How to "show" a finite group representation $\rho(g)$ is diagonalizable over $\Bbb{C}$ for a given $g: V\to GL(V)$ and $\dim V=n$? And after that, how to show its eigenvalues are the unit roots?
As a hint I am given that if $\rho ^n(g)=1$ than it is diagonalizable, and that I could show it using, say, Jordan Diagonalization.
In an answer to a similar question, it is said that a Jordan form is idempotent if its dimension is 1, but what if there are only $k\le n$ $\lambda _i$ eigenvalues?
I would appreciate the help of telling me clearly whether or not there are $n$ eigenvalues. I think I am expected to arrive at $\lambda_1,…,\lambda_k, k\le n$ for a given $g\in G$ with $\rho (g) v= Av=\lambda_i v$ satisfying $\rho^n (g)=\rho (g^n)=Idv=A^nv=\lambda^n_i v$ and so over the complex field, $\lambda_i\in S^1$. But to what extent should I argue my steps? Should I just write a couple of sentences relying on Linear Algebra arguments under the assumption that I am already completely familiar with them, or should I actually find or describe a general diagonalization or a Jordan form of a given $\rho (g)$? I am really not sure what explanation I am required to give specifically, which demonstrates my understanding of the subject.

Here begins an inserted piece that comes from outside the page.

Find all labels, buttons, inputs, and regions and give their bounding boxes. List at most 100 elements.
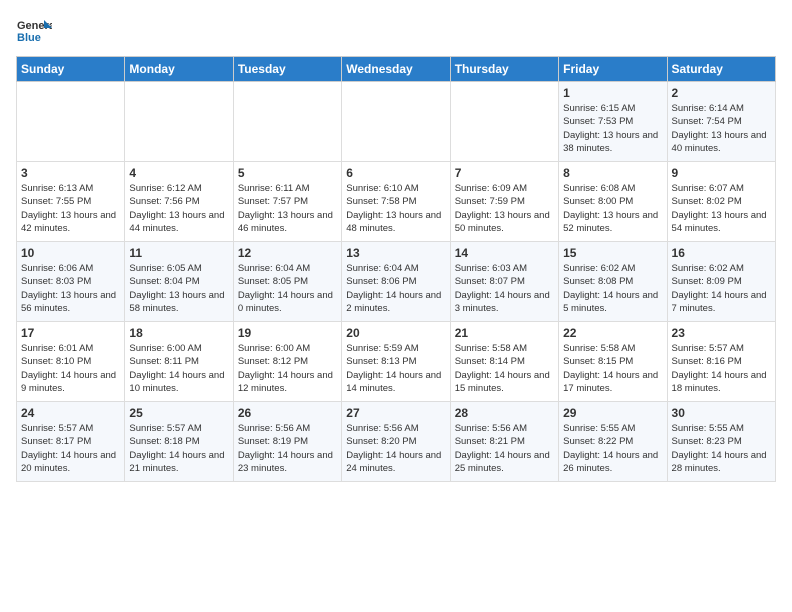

I've been studying math on and off and took Group Theory at least three years ago and linear algebra long before, and although I can still recall the main general elements of those, nothing is obvious to me in Group Representation Theory. This course is a bit advanced for me conceptually and is taking up most of my time while I should be practicing other courses as well. I could really use some guidance, please.
Best Answer
Just to follow up the hint you've been given, if $g$ has finite order $n$, then $$ 1 = \rho(1) = \rho(g^{n}) = \rho(g)^{n}. $$ So the minimal polynomial $f$ of $\rho(g)$ over $\mathbb{C}$ divides $x^{n} - 1$. The latter polynomial has $n$ distinct roots, the $n$-th roots of unity. Hence $f$, too, has distinct roots. Now linear algebra tells us that this implies that $\rho(g)$ is diagonalisable.